Street dogs and domestic animals Costa RicaUntil recently, dogs were not part of our family in Costa Rica. Now you’ll see almost everyone has one or more pets at home.

A week or so ago, a client was complaining that in their condominium, dog owners generally do not clean up the poop their dogs leave behind.

This reminded me of a vacation Dany and I had in Las Vegas in 2011. We did a day trip to Lake Mead, on the of Nevada and Arizona state line. There are several campgrounds right on the lake. This is where I found this Pet Waste Bag pole shown in the picture, something unheard of in Costa Rica.

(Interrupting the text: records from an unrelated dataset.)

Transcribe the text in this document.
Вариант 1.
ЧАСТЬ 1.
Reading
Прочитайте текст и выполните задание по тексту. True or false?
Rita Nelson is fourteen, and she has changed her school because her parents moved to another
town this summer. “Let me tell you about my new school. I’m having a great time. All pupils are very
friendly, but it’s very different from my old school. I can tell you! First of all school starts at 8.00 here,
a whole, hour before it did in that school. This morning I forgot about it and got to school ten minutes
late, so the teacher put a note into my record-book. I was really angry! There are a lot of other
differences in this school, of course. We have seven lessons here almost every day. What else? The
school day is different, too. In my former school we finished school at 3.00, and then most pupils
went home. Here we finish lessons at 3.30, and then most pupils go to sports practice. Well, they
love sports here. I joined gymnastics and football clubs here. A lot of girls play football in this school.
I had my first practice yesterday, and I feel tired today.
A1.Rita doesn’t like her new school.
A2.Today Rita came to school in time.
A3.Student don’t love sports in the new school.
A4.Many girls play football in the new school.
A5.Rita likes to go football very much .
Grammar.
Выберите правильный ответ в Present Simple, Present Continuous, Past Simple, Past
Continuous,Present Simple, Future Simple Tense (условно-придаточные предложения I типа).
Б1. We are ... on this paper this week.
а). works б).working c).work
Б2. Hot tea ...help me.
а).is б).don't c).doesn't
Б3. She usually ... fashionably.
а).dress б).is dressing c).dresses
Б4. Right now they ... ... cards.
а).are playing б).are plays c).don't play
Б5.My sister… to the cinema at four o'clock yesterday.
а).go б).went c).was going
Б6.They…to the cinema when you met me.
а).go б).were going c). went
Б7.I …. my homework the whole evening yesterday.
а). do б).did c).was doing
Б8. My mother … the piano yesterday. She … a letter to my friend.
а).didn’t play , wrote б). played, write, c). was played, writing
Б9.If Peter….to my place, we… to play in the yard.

There is still so much difference between a pet-friendly culture in other countries and ours.  Many people are still unaware of what is necessary to enjoy your pet and have a happy one. This blog is another attempt to explain the cultural differences you will find when you move to Costa Rica that you will need to adjust to.

Street dogs and domestic animals Costa Rica

Tied to the gate

Not until recently, Costa Ricans have started to get a pet. Those treating their pet as part of the family are mainly younger generations. Or they have lived abroad in a country where there is a pet culture.

Very few local families used to have their pets live inside the house. They would have their dogs tied to the gate, for security.

That is because most have not grown up with pets as we did. I have had dogs all my life myself. When I got married, I already had a dog. My wife Dany learned from me how to love and care for a pet. Now she is the one who wants more and more pets.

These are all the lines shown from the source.